One of SVB’s big customers was Peter Thiel’s Founders Fund. Thiel is a multibillionaire entrepreneur and major backer of Donald Trump and other right-wing pols.

SVB went under because of problems in risk management.

As for his banking acumen, Thiel had previously put millions in GloriFi, an “anti-woke” bank that collapsed in a spectacular manner.

It seemed a group of superrich investors thought they could make some bucks marketing a bank for “plumbers, electricians and police officers” who are “fed up with big banks that don’t share their values.”

The idea of peddling patriotic banking to the little guys was born in some festive plutocratic gatherings held in the 16,000-square-foot Dallas home of investor Toby Neugebauer.

GloriFi was to offer the usual banking services: accounts, credit cards, mortgages and insurance. But the hook was the claim it would give good Americans the freedom to celebrate “love of God and country.” It was offering “respect” for people they insisted “don’t feel loved,” Neugebauer said. Flags and pictures of blue-collar workers surrounded by family filled its website.

One thing GloriFi was not offering the plumbers, electricians or police officers was advantageous interest rates.

Having burned through $50 million, GloriFi shut down in November under a fusillade of anti-woke mismanagement.

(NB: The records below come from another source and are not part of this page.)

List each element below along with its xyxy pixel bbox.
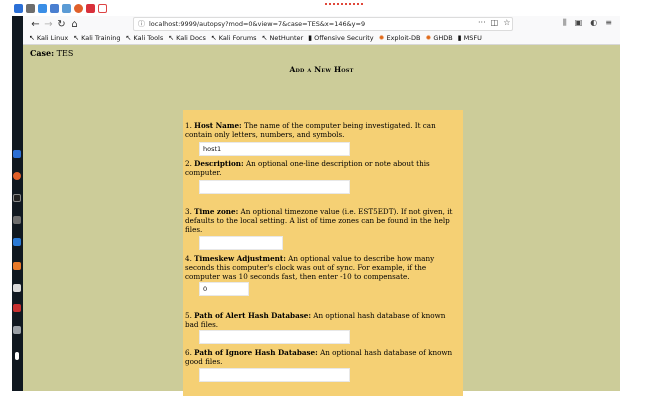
chart-icon[interactable] (62, 3, 71, 13)
url-bar[interactable]: ⓘ localhost:9999/autopsy?mod=0&view=7&ca… (133, 17, 513, 31)
dock-tool-icon[interactable] (13, 304, 21, 312)
bookmark-kali-linux[interactable]: ↖ Kali Linux (29, 34, 68, 42)
bookmark-kali-tools[interactable]: ↖ Kali Tools (126, 34, 164, 42)
case-label: Case: (30, 48, 55, 58)
dock-metasploit-icon[interactable] (13, 238, 21, 246)
timeskew-label: Timeskew Adjustment: (194, 254, 286, 263)
dock-files-icon[interactable] (13, 216, 21, 224)
left-dock-edge (0, 16, 12, 419)
case-indicator: Case: TES (30, 48, 73, 58)
kali-icon: ↖ (210, 34, 217, 42)
case-value: TES (56, 49, 74, 58)
dock-arrow-icon[interactable] (13, 284, 21, 292)
bookmark-kali-forums[interactable]: ↖ Kali Forums (211, 34, 257, 42)
forward-icon[interactable]: → (42, 18, 55, 31)
firefox-icon[interactable] (74, 3, 83, 13)
exploitdb-icon: ✹ (378, 34, 385, 42)
document-icon[interactable] (98, 3, 107, 13)
top-taskbar (0, 0, 130, 16)
url-bar-actions: ··· ◫ ☆ (478, 18, 510, 27)
bookmark-nethunter[interactable]: ↖ NetHunter (262, 34, 304, 42)
time-zone-section: 3. Time zone: An optional timezone value… (185, 207, 453, 234)
dock-burp-icon[interactable] (13, 262, 21, 270)
ignore-hash-section: 6. Path of Ignore Hash Database: An opti… (185, 348, 453, 366)
shield-icon[interactable] (86, 3, 95, 13)
timeskew-input[interactable]: 0 (199, 282, 249, 296)
page-content: Case: TES Add a New Host 1. Host Name: T… (23, 45, 620, 396)
host-name-input[interactable]: host1 (199, 142, 350, 156)
bookmark-msfu[interactable]: ▮ MSFU (458, 34, 482, 42)
description-label: Description: (194, 159, 244, 168)
browser-window: ← → ↻ ⌂ ⓘ localhost:9999/autopsy?mod=0&v… (23, 16, 620, 396)
home-icon[interactable]: ⌂ (68, 18, 81, 31)
apps-icon[interactable] (50, 3, 59, 13)
offsec-icon: ▮ (308, 34, 313, 42)
settings-icon[interactable] (26, 3, 35, 13)
ignore-hash-label: Path of Ignore Hash Database: (194, 348, 318, 357)
kali-menu-icon[interactable] (14, 3, 23, 13)
bookmark-offensive-security[interactable]: ▮ Offensive Security (308, 34, 373, 42)
bookmarks-toolbar: ↖ Kali Linux ↖ Kali Training ↖ Kali Tools ↖… (23, 32, 620, 45)
library-icon[interactable]: ⫼ (563, 18, 567, 28)
sidebar-icon[interactable]: ▣ (575, 18, 583, 28)
dock-app-icon[interactable] (13, 150, 21, 158)
bookmark-star-icon[interactable]: ☆ (503, 18, 510, 27)
alert-hash-label: Path of Alert Hash Database: (194, 311, 311, 320)
description-input[interactable] (199, 180, 350, 194)
offsec-icon: ▮ (457, 34, 462, 42)
exploitdb-icon: ✹ (425, 34, 432, 42)
desktop-screen: ← → ↻ ⌂ ⓘ localhost:9999/autopsy?mod=0&v… (0, 0, 661, 419)
host-name-section: 1. Host Name: The name of the computer b… (185, 121, 436, 139)
kali-icon: ↖ (168, 34, 175, 42)
extension-icon[interactable]: ◐ (590, 18, 597, 28)
kali-icon: ↖ (261, 34, 268, 42)
dock-terminal-icon[interactable] (13, 194, 21, 202)
dock-apps-grid-icon[interactable] (15, 352, 19, 360)
new-host-form: 1. Host Name: The name of the computer b… (183, 110, 463, 396)
timeskew-section: 4. Timeskew Adjustment: An optional valu… (185, 254, 435, 281)
back-icon[interactable]: ← (29, 18, 42, 31)
pocket-icon[interactable]: ◫ (491, 18, 499, 27)
kali-icon: ↖ (29, 34, 35, 42)
toolbar-actions: ⫼ ▣ ◐ ≡ (563, 18, 612, 28)
host-name-label: Host Name: (194, 121, 242, 130)
decorative-squiggle (325, 0, 363, 5)
reload-icon[interactable]: ↻ (55, 18, 68, 31)
alert-hash-section: 5. Path of Alert Hash Database: An optio… (185, 311, 446, 329)
time-zone-input[interactable] (199, 236, 283, 250)
alert-hash-input[interactable] (199, 330, 350, 344)
kali-icon: ↖ (125, 34, 132, 42)
bookmark-kali-docs[interactable]: ↖ Kali Docs (168, 34, 206, 42)
page-title: Add a New Host (289, 65, 354, 74)
description-section: 2. Description: An optional one-line des… (185, 159, 430, 177)
url-text[interactable]: localhost:9999/autopsy?mod=0&view=7&case… (149, 20, 365, 28)
ignore-hash-input[interactable] (199, 368, 350, 382)
navigation-toolbar: ← → ↻ ⌂ ⓘ localhost:9999/autopsy?mod=0&v… (23, 16, 620, 32)
bookmark-ghdb[interactable]: ✹ GHDB (426, 34, 453, 42)
bookmark-exploit-db[interactable]: ✹ Exploit-DB (379, 34, 421, 42)
dock-firefox-icon[interactable] (13, 172, 21, 180)
dock-trash-icon[interactable] (13, 326, 21, 334)
more-icon[interactable]: ··· (478, 18, 486, 27)
site-info-icon[interactable]: ⓘ (138, 19, 145, 29)
menu-icon[interactable]: ≡ (605, 18, 612, 28)
bookmark-kali-training[interactable]: ↖ Kali Training (73, 34, 120, 42)
time-zone-label: Time zone: (194, 207, 239, 216)
left-dock (12, 16, 23, 391)
kali-icon: ↖ (73, 34, 80, 42)
refresh-icon[interactable] (38, 3, 47, 13)
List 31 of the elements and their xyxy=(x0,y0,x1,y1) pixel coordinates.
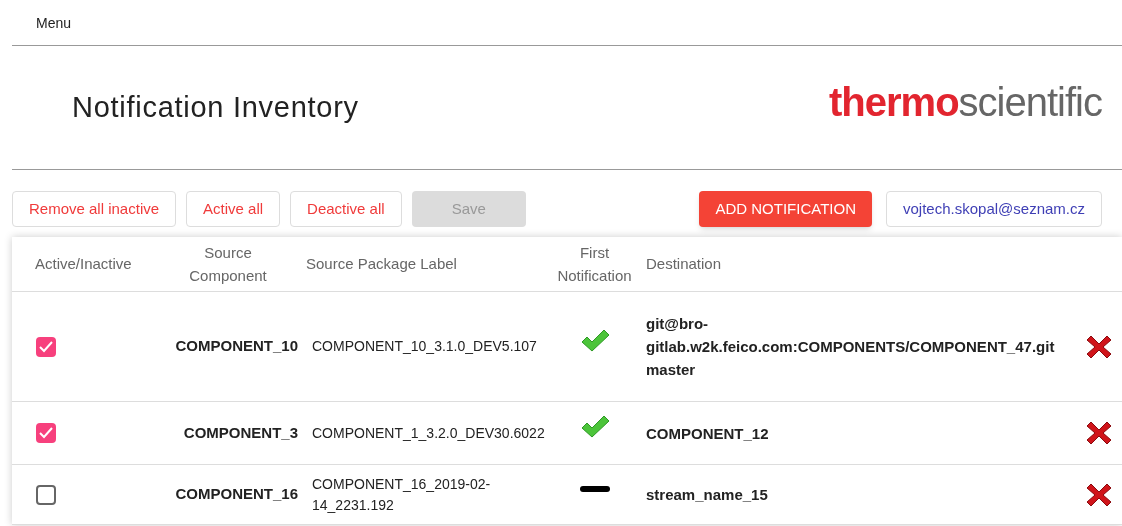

For example, it tried but failed to make credit cards out of the material used for shell casings. Neugebauer abused its employees when in his cups, which was a lot of the time, according to The Wall Street Journal.

GloriFi stiffed vendors. (Would that include electricians and plumbers?) It did provide work for police who were called to a P.F. Chang’s in Dallas, when Neugebauer angrily threatened to ruin the life of a high-ranking employee who wanted to leave the company.

GloriFi must have had Bank of America quaking with fear.

The enterprise shut down in November, right after Thiel spent $32 million trying to elect a Congress to his liking. The super-patriot was also obtaining a passport from Malta. That gave him citizenship in four countries.

As Thiel apparently sees it, America is where you make your money, not where you pay taxes. (He used a chink in United States tax law to shelter $5 billion from federal taxes.)

Paying taxes, after all, is a job for the plumbers, electricians and police officers.